Ender 5 has a boot loader unlike ender 3 and there's plenty of YouTube tutorials about doing this. Unless you've done anything with code before there will be some learning new things involved but all the info is available on marlin github and YouTube for a simple follow along. After you do this once its really straight forward and you won't hesitate to go back and make changes like enabling linear advance, led lights or bl touch.

Sticking with the creality board makes it even easier as you select files from the folder that matches your printer to replace the generic files in the code so it's instantly configured to your printer. With an aftermarket board you have to figure out what connects to what pin to match the board and component.

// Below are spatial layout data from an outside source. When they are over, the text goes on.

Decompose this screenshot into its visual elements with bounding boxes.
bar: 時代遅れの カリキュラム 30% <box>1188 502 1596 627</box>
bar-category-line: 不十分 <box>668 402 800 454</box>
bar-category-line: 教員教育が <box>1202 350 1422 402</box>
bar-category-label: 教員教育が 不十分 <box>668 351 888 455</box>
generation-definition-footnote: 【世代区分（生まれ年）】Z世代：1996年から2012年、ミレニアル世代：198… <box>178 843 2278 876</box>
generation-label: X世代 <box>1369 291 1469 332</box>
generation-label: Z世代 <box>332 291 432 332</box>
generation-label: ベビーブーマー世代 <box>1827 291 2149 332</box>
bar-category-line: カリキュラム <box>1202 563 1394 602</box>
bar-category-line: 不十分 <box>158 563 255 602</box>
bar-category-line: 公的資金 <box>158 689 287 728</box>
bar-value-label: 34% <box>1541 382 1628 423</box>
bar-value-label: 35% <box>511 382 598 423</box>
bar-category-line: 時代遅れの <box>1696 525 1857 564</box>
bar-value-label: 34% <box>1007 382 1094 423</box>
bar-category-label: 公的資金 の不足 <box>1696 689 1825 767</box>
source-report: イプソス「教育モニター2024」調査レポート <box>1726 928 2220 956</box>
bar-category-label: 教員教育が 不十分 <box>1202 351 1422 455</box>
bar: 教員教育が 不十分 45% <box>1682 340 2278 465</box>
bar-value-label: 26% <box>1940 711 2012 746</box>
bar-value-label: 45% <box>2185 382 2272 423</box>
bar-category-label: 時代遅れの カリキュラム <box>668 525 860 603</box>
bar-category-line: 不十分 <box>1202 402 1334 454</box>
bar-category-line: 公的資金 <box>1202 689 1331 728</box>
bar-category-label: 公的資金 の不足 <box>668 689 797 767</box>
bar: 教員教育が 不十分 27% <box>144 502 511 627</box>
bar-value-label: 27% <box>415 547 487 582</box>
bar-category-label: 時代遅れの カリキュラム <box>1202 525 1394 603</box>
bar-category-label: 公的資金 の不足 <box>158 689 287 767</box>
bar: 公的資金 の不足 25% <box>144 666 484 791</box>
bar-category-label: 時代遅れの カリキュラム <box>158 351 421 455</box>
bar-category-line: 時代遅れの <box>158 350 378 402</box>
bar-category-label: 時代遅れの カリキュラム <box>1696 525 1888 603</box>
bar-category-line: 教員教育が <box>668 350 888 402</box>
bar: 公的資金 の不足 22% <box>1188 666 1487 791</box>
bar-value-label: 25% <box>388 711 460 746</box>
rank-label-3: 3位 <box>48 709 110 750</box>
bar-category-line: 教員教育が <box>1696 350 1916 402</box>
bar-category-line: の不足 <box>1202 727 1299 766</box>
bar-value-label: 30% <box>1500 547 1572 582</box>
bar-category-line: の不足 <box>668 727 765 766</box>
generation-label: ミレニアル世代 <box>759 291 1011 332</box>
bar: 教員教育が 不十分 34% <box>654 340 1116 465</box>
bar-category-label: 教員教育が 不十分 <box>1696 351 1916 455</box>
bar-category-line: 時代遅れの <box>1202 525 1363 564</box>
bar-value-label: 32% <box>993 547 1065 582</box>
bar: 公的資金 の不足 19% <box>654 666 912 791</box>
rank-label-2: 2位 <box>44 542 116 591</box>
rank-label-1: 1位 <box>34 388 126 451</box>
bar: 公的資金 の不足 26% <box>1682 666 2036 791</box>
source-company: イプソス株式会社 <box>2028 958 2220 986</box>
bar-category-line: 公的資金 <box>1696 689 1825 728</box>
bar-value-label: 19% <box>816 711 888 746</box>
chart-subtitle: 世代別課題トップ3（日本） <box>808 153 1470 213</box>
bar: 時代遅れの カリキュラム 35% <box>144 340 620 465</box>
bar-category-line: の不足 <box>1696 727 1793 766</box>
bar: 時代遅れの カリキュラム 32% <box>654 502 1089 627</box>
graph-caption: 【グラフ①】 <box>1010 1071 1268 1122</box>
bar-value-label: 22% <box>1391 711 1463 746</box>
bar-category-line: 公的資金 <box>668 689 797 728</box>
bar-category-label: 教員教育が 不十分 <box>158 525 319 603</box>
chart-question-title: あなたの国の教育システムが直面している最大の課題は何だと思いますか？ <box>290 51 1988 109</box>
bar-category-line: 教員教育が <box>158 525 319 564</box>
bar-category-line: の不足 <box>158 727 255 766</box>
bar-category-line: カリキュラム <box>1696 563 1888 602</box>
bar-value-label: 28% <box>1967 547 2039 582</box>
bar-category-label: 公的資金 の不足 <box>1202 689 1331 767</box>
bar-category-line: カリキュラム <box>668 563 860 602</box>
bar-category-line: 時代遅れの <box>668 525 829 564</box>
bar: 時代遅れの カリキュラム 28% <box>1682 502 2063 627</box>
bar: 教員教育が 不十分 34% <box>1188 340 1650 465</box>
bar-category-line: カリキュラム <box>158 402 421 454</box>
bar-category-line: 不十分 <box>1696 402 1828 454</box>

If this was your first time that would make this a bit more tedicous but pretty basic on a second build or later upgrade once you've worked your way through it once.

It's worth downloading marlin and following a tutorial, costs nothing but a couple hours on the first setup. You'll know right away if this is something within your abilities and have a better understanding to ask questions that might get better responses in the forum. You don't need to erase anything on the stock board to setup marlin it's done on the pc you upload it after it's compiled. But you'll likely be very comfortable with doing it after going through the setup process and it successfully compiles.

Best upgrade I did was upgrading to marlin from creality version. Not because it's any better but because now I know how to make firmware changes when I want to and enable / disable things to suit my mods and needs.